Trade routes used to connect this place to the monstrous Teotihuacan (pronounced tay-otty-wakan), and much of the architecture reflects the style of their soaring pyramids on plinths, stepping up to the sky. Its height is over 200 feet. We will visit Teotihuacan later to compare notes, but for now we take the 45 minute drive into the Tikal national park. Road signs alert us to the presence of deer, jaguar and snakes, but there are none to be seen. When we arrive at the site, a massive 16km across, it is easy to work out why. There are literally thousands of people here, making such a racket that no wildlife in its right mind would come anywhere near. We are not remotely interested in a five-hour tour with twenty other people. After a bit of negotiating we engage the services of Hugo, a sprightly Guatemalan, who agrees to take us round on our own and sets off at a cracking pace. We climb temple 4, 230 feet high with no guardrails. At the top astonishingly is an Italian woman in stilettos posing coquettishly for the camera. From up here you can see all the other temples poking out of the jungle, but almost nothing on the forest floor. The complex took shape over 1,500 years between about 600BC and 900AD, when the whole empire collapsed. They would add bits every couple of years or so. A thousand years later, the jungle had reclaimed the whole shoot, and they are still nowhere near uncovering the full extent of this metropolis. We dodge the screaming hordes at the top and make a slow descent because Manuel the Mexican, incredibly, is videoing himself walking down the 200-foot ladder at a 60o angle. There are many other wonders to see and climb, many of then a 10-15 minute hike from each other. El Mundo Perdido, the Lost World, forces you to climb huge steps with no handrail and stand exposed on a small platform 150 feet up. Health and Safety regulations would never allow this in Europe, but what a pleasure it is. Given the braying millions scaling this thing, it’s a miracle no-one has fallen off.
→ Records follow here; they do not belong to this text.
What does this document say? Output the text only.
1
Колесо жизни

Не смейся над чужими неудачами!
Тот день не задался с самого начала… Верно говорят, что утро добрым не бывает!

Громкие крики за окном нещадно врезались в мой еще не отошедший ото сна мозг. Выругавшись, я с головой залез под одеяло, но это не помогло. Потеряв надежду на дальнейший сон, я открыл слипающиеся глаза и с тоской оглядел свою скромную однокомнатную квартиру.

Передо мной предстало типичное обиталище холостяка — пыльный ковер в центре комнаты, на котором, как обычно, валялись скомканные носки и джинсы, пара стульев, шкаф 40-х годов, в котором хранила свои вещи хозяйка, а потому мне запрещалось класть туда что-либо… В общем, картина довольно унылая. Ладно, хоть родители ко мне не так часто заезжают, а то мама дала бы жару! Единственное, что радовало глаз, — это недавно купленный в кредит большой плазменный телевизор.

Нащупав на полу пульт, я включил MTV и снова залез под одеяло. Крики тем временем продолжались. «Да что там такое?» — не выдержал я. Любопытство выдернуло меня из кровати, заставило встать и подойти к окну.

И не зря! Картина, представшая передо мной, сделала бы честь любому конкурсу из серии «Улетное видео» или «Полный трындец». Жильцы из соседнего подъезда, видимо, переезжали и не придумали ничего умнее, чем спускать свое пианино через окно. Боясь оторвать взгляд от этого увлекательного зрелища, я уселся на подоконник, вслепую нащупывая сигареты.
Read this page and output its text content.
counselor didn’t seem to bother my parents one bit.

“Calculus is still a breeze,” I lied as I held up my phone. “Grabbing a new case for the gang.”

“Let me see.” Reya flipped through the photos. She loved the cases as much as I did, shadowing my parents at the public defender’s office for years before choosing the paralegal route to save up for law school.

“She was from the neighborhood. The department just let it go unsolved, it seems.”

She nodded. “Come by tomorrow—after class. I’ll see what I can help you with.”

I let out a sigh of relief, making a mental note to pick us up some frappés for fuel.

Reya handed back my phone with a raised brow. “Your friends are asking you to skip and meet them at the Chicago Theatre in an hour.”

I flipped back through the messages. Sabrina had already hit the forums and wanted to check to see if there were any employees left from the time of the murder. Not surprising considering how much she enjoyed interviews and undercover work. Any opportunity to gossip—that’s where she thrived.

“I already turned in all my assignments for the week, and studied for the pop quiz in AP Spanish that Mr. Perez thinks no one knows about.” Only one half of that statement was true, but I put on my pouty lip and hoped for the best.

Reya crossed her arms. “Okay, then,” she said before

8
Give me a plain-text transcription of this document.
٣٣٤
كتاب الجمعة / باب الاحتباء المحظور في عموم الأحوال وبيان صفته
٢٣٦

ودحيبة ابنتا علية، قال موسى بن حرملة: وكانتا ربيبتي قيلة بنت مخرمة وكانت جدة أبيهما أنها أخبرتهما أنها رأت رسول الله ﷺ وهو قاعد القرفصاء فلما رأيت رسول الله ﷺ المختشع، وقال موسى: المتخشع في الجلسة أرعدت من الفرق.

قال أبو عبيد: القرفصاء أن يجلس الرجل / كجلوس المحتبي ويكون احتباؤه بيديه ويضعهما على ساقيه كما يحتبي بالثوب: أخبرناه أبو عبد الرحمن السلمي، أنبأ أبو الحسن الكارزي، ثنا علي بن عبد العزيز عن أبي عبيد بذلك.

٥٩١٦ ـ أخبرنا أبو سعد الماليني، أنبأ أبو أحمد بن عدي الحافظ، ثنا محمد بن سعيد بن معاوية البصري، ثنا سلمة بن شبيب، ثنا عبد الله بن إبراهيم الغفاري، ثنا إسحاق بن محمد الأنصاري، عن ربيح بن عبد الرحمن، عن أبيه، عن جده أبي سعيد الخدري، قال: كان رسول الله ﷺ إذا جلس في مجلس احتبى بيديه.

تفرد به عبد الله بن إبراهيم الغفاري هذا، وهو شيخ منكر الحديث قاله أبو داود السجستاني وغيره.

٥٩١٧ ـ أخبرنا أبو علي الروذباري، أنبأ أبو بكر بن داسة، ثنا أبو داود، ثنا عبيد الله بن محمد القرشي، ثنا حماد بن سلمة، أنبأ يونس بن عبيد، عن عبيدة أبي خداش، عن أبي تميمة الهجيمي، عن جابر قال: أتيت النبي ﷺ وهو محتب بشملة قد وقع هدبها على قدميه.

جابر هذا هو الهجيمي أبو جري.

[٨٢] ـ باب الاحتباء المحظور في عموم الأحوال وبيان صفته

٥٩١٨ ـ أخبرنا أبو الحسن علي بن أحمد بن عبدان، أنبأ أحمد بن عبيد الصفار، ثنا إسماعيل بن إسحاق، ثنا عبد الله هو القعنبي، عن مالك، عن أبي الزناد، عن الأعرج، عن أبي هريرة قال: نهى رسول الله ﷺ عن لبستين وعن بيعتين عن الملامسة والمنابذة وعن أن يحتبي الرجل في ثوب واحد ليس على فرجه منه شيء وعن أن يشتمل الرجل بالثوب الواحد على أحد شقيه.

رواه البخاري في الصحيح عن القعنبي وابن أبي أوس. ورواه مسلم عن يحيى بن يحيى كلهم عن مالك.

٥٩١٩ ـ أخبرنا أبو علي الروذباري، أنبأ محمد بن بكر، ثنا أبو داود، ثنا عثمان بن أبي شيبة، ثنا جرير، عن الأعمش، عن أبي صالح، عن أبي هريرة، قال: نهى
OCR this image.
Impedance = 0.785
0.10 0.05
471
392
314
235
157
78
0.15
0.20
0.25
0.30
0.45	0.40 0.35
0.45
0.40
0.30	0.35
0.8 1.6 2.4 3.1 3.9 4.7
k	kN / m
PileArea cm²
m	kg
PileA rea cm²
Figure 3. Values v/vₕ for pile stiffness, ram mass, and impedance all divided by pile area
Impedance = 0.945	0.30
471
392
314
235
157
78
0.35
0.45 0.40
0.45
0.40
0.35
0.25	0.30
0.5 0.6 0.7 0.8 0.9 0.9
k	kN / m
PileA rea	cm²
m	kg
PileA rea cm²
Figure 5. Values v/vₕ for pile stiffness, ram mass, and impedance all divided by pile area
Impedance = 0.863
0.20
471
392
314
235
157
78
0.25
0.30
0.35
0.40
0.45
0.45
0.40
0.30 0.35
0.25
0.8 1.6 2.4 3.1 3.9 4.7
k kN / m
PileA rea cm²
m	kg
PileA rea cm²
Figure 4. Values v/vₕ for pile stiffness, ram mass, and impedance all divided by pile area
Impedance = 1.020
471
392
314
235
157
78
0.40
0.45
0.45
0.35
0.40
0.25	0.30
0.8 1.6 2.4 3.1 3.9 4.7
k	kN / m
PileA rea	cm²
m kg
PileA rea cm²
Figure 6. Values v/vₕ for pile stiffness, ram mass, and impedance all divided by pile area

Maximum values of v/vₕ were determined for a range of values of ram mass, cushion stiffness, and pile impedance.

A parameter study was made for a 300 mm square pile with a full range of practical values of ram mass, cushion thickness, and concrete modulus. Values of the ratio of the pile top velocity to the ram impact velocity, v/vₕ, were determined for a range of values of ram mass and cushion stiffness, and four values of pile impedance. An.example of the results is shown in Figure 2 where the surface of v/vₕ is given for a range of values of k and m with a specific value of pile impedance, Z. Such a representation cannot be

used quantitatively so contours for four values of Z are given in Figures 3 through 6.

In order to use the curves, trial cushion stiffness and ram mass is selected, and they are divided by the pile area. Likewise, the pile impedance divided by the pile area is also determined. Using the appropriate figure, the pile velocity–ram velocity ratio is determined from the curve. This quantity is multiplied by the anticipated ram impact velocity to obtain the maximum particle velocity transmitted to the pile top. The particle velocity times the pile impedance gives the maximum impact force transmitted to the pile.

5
On to the next spectacle. A gang of American teenagers are taking photographs of themselves swinging off a monkey vine and making Tarzan noises. “I wouldn’t do that if I were you”, says their guide. “Why not?” “Because the needles are poisonous”. We bludgeon our way past further throngs of tourists treating the place like Disneyland or Thorpe Park – venues that would suit their approach infinitely better. I note with dismay a number of discarded plastic water bottles tossed off the path into the jungle. Twenty people are crowded under a tree, slack-jawed at the sight of a solitary monkey. If you lot shut up for a few minutes you might see some more! Going up and down these structures will certainly test-drive your vertigo tolerance, particularly when there is nothing to stop you plunging over the edge (there are no rails here at all). We scrutinise the seven temples that are ingeniously orientated to line up with the sun’s shadow and thus accurately reflect the seasons. Some areas are under restoration and there is so much to be done that it would certainly be worth a return visit in 10 or 20 years time, because there would be twice as much to see. We finish up at the Central Plaza and acropolis, where it takes very little imagination to feel what the place might have been like 2,000 years ago, painted red and bustling with Mayans.